From this scenario, the need for a careful evaluation of the diagnostic tools available for these infections clearly emerges. At this aim, in this work we have defined “our” criteria for case definition (Table 3) on the basis of the results of the diagnostic tests routinely used in our laboratory. However, it must be underlined that the final case definition for each patient is up to the clinician, and at this aim criteria are well defined in the National Plan for Arbovirus surveillance [30, 31] issued annually by the Italian Ministry of Health.
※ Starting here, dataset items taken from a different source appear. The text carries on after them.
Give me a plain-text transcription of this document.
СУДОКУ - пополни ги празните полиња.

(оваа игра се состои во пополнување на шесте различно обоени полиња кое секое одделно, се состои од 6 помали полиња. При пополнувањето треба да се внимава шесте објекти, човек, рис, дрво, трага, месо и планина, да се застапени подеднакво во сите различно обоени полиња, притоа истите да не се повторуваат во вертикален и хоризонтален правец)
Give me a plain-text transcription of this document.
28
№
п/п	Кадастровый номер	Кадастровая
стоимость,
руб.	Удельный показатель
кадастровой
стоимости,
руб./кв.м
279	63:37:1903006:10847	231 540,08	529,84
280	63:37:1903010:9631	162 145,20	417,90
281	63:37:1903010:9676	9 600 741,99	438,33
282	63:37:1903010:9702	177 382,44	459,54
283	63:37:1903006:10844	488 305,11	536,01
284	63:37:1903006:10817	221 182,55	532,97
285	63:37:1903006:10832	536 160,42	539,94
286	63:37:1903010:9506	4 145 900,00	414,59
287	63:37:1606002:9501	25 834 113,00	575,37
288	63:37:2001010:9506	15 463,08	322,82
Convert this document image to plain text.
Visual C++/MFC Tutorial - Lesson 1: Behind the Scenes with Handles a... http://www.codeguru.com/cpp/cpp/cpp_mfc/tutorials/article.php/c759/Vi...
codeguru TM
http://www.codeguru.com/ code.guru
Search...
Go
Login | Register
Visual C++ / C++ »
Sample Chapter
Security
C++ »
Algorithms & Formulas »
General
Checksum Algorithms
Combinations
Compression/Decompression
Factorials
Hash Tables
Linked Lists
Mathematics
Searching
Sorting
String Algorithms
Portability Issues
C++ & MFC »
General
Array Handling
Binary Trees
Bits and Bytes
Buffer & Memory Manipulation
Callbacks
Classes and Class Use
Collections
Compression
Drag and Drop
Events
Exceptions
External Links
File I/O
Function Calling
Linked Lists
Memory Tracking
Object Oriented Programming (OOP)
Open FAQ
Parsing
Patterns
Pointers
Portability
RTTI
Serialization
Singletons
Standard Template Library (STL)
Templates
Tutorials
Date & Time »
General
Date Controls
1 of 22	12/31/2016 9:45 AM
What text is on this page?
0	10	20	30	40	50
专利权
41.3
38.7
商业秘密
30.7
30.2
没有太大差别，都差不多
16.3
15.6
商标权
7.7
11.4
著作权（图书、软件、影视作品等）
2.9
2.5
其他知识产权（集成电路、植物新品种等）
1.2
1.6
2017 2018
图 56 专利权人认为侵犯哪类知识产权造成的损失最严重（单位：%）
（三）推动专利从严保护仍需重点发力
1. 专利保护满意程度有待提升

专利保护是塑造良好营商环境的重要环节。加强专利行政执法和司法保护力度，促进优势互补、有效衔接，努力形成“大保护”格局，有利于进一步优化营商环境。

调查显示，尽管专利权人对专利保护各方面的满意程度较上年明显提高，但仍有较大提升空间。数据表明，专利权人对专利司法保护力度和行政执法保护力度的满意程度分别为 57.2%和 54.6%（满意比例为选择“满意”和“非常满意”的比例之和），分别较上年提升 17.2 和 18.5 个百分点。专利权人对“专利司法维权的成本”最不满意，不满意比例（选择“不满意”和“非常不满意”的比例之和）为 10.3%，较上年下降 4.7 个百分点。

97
Molecular approaches for the diagnosis of viral infections are the most rapid as well as sensitive and specific. Moreover, sequencing and phylogenetic analysis of detected viruses can contribute to the knowledge of circulating viral strains and of the degree of their genetic variability. However, as suggested by our data, the use of molecular techniques is limited by the short duration of viremia during the course of the infection. With respect to serological diagnosis, we assessed some limitations in the sensitivity and/or specificity of the ELISA IgM kits routinely used in our laboratory, and also some degree of discrepancy with IgM results obtained by different laboratories. We have estimated approximately 14.5% of false positive and 11.0% false negative results for DENV, and approximately 9.6% of false negatives for CHIKV. Although the main purpose of our study was not a detailed analysis of the performances of different IgM detection systems, our data strengthen the need to confirm the diagnosis of cases defined as probable on the basis of IgM tests results. With respect to the PRNT, we have defined as “borderline” results those in which 50%,(i.e., less than 80%) of plaque reduction was observed. We found that b.l. PRNT results can be obtained in different situations. In most cases, they can be observed in samples collected soon after the onset of symptoms, and can be considered as an early, specific, response to the infection. In some cases, however, b. l. PRNT results can be due to infection by a closely related virus: we have observed a b.l. PRNT result for ZIKV in a DENV confirmed, DENV PRNT positive case; and, conversely, a DENV b.l. PRNT result in a ZIKV confirmed, ZIKV PRNT positive case. Indeed, even if PRNT is considered the most specific test, there can be some degree of cross-reactivity, thus b.l. PRNT results should always be considered cautiously. Finally, few cases showed b.l. PRNT results for several viruses (such as DENV, CHIKV and WNV), which probably represents a non-specific response of unknown origin, maybe due to an underlying, still undefined pathology.

Conclusion

DENV infection was the most frequently diagnosed cause of illness among travelers, and all four genotypes were detected. An increase in imported CHIKV cases and the first imported ZIKV cases were detected. Major diagnostic issues highlighted in our study are sensitivity limitations of molecular tests, and the importance of PRNT to confirm serological results for the differential diagnosis of Arboviruses. Moreover, the implementation of a network of laboratories involved in surveillance activities throughout the country may greatly improve the preparedness for a rapid a proper recognition of a possible autochthonous outbreak. Finally, the continuous evaluation of laboratory findings in the context of surveillance activities can be of great importance for the development of novel diagnostics, and for field evaluation of the impact of viral diseases, also in view of vaccine development and use.